Horseracing is a vital industry for rural communities, and new gambling regulation must reflect that
Caroline Nokes is Member of Parliament for Romsey and Southampton North and Chair of the Women and Equalities Committee
From stablehands to the responsible punter having a weekend bet, horseracing and the local economy it supports, is an important part of rural life.
With Cheltenham upon us, and the Aintree Grand National not far behind, there will be talk in the yards, paddocks, pubs, and coffee shops in my constituency, as in hundreds of similar local communities around the country, about who they’ll be backing in the big races.
Horse racing is often referred to as “the sport of Kings”. But with over five million people visiting British racecourses every year, it is in truth the nation’s second largest spectator sport – and with audiences being 40 per cent women it is a sport for everyone.
The top-hat-and-tails image of Royal Ascot may be the stereotype, but I think more of rain and mud, and heroic horses thundering past on heavier ground over the jumps. The style at Cheltenham is much more Peaky Blinders than garden party, and for the vast majority of attendees it is a day out in the fresh air.
In rural constituencies like mine you cannot help but notice the impact of equestrian sport on the local environment and economy.
People may not think often of racing in Hampshire (you have to go up the road to Salisbury or Newbury to find the closest courses) but we have some rich history: Norman Court Stud in West Tytherley breeding winners since 1921; the atmospheric photographs and remnants of Stockbridge Racecourse.
I agree with the Prime Minister when he recently sent his message of support to the Thoroughbred Industry Employee Awards hailing British racing as “an industry which does so much for communities across our country.”
Horseracing generates £4.1 billion annually and supports over 85,000 jobs.
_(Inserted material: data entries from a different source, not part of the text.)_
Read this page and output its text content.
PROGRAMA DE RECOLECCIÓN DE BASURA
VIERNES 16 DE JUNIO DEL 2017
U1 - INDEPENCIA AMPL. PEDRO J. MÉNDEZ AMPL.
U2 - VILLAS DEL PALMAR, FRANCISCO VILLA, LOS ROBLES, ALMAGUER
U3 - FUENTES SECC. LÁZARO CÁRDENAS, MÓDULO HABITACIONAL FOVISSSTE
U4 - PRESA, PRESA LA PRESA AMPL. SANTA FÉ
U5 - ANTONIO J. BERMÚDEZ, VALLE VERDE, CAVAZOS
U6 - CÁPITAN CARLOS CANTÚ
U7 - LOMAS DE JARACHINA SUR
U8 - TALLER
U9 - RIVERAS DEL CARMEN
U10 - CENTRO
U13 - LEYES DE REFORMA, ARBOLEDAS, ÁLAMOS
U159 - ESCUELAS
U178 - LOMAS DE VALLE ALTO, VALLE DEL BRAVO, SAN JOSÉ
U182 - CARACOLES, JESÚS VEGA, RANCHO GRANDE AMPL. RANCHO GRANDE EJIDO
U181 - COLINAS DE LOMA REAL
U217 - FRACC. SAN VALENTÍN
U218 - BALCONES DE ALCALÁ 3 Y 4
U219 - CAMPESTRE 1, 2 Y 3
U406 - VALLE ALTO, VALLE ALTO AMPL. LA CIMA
Those jobs are varied and in rural areas can provide a real life blood to the economy. It is not just the lads and lasses riding out (and mucking out) but the farriers, vets, feed suppliers, transport companies, and more.
Not forgetting racecourses themselves, whose contribution is made not just on race days. Think conferences, Christmas parties, concerts, weddings – all requiring catering and support staff, providing work for transport companies, and filling local accommodation.
Salisbury Racecourse, the closest course to home, hosts numerous community events, including the monthly “talk and walk” for those of us going through the menopause – an informal coffee morning and chance to get out and walk round the course in the fresh air, providing real support and a tangible physical benefit.
Events like that are not uncommon, but are largely unseen, with an assumption that racing is very male and very elitist, which it simply isn’t.
This economic and social ecosystem is of great value to local communities like mine and needs to be kept alive and well.
Any threat to horseracing poses a threat to all of this – and we are being told that there is such a threat to horseracing from proposals to be included in the imminent Gambling Review White Paper.
This is because of the symbiotic relationship between the health of horseracing and the support and funding from the betting industry which in itself supports 110,000 jobs and generates £7.1 billion for the economy.
This is an interconnected world. Where racing suffers, so would rural communities whose local economies are tethered to this national pastime.
So we politicians need to listen carefully to the concerns being raised by racing, whether on the pages of the Racing Post or the campaign by Racing TV, about which a number of my constituents have contacted me.
Their concern is the threat of so-called affordability checks which request personal financial details such as bank statements or payslips in order to place a bet.
I am very clear that Parliament and good regulation must protect the vulnerable and absolutely support that. But I equally want to see the vast majority who bet safely and happily to continue to be able to do so without such intrusion.
So it is important that the White Paper strikes the right balance. With a new Secretary of State in Lucy Frazer, who also happens to represent a rural constituency with deep racing connections (including part of Newmarket and the National Stud), I am confident it will.